Does this change the definition of marriage?

No. Allowing same-sex couples to marry does not change the meaning of marriage. It simply allows same-sex couples to marry the person they love, to establish and protect a family and to make a lifetime commitment in the same way that other couples are able to.

Aren’t there other alternatives to marriage for gay and lesbian couples?

Marriage is something unique and special that we wouldn’t want to deny to someone else. There have been attempts to create marriage-like relationships, but they don’t work. We shouldn’t separate one group of people into a separate category with separate laws. A domestic partnership doesn’t carry the same meaning, or legal protections, as marriage. Many of us have gay and lesbian family members, neighbors, co-workers, and friends who we love and respect, and who are good parents and good people. They deserve to be treated equally.

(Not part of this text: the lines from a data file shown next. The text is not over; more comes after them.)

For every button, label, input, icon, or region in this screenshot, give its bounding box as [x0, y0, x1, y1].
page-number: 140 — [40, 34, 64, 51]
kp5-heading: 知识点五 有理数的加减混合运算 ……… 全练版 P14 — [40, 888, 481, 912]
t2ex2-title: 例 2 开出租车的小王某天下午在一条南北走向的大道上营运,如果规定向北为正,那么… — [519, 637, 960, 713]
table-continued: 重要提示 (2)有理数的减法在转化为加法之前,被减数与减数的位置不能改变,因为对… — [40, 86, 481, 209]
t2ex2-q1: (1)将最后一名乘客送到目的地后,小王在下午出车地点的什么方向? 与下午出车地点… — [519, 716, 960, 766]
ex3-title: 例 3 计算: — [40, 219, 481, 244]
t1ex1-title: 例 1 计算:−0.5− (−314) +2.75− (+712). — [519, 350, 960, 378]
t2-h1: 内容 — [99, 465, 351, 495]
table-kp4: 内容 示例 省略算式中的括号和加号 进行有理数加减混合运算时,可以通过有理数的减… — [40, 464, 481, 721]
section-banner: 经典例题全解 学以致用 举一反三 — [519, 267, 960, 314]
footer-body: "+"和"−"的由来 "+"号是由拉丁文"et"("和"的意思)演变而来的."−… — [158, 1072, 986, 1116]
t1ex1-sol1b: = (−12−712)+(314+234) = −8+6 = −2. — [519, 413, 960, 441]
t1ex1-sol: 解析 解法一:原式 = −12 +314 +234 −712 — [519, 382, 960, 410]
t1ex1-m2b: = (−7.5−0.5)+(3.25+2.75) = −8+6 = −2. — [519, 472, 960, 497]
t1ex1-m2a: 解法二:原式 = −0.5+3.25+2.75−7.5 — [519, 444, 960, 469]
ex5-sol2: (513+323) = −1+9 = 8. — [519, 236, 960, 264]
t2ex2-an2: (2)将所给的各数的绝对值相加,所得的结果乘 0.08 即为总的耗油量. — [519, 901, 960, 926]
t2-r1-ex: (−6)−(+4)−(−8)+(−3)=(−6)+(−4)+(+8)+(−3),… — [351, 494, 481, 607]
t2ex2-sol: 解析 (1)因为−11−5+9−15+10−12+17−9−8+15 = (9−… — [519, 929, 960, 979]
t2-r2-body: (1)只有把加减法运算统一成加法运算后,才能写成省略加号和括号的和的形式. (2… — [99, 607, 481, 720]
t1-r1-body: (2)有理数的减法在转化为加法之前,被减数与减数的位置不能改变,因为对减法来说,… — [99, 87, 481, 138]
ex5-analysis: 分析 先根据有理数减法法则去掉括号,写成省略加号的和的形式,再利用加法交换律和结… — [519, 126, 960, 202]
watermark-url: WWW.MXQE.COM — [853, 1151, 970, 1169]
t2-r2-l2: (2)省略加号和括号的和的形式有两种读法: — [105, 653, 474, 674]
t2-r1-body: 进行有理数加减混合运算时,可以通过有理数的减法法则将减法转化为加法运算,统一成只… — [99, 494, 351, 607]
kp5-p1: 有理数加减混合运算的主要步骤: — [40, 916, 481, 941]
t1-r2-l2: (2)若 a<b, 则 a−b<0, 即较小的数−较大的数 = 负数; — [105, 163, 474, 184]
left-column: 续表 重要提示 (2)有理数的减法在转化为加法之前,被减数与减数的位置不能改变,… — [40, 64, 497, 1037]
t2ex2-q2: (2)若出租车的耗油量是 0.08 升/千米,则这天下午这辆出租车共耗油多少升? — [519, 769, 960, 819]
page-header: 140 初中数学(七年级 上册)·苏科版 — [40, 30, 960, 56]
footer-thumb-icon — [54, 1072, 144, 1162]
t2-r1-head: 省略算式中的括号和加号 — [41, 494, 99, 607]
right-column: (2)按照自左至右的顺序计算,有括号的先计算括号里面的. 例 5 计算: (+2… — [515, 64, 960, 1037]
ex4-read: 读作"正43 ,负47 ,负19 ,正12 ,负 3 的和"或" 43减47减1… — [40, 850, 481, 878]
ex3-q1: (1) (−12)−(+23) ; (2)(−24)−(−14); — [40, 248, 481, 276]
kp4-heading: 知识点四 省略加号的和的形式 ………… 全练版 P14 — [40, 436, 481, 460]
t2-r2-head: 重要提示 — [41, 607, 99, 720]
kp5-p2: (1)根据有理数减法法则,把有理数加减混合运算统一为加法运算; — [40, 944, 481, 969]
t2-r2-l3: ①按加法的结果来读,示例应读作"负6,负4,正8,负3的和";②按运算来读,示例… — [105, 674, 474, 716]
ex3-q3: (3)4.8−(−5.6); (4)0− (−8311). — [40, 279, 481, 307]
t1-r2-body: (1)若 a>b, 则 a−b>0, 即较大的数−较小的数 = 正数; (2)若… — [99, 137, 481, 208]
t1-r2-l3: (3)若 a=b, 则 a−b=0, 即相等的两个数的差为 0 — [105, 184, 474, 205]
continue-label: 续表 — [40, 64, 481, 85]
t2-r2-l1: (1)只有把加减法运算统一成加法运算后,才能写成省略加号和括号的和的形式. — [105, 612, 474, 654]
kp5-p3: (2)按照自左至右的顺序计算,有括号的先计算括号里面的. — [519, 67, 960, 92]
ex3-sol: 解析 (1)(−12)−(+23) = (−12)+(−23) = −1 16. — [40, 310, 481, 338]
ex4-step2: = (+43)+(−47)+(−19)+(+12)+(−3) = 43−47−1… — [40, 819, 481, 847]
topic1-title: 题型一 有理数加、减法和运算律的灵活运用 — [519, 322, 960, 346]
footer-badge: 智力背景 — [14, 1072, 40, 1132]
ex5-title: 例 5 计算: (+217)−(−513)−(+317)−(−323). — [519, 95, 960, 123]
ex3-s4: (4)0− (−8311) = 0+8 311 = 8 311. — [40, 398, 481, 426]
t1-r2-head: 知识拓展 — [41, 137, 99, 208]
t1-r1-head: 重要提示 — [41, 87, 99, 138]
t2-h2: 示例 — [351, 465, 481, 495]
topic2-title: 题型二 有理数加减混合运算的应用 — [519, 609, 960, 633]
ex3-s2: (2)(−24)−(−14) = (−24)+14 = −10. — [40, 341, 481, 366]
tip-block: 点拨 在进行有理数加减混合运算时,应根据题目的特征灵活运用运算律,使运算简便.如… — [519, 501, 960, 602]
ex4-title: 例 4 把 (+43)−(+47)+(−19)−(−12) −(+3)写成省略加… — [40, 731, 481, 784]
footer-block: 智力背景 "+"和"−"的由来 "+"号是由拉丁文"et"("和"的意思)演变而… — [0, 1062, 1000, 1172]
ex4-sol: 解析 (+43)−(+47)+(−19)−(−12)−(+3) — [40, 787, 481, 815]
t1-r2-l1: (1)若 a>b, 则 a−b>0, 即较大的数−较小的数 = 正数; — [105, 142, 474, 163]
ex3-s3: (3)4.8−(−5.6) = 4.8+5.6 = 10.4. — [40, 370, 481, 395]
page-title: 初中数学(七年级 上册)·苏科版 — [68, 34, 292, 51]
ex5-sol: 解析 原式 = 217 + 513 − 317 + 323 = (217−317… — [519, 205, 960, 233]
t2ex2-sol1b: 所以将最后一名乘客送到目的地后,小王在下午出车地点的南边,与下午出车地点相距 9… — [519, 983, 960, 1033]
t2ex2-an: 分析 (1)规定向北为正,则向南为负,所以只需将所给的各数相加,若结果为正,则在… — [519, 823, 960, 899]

Why should voters make it legal for gay and lesbian couples to marry in Oregon?

In Oregon, there are certain truths we hold dear. We believe in basic freedom. In tolerance. In treating others as we would want to be treated ourselves. We should listen to our hearts, and the values we all share—and vote yes to the freedom to marry.

Why have this conversation?

The single most important action Oregonians can take towards achieving marriage for gay and lesbian couples is having conversations with friends, family, co-workers, neighbors about why the freedom to marry matters to them. Don’t assume they know how you feel about it – talk to them.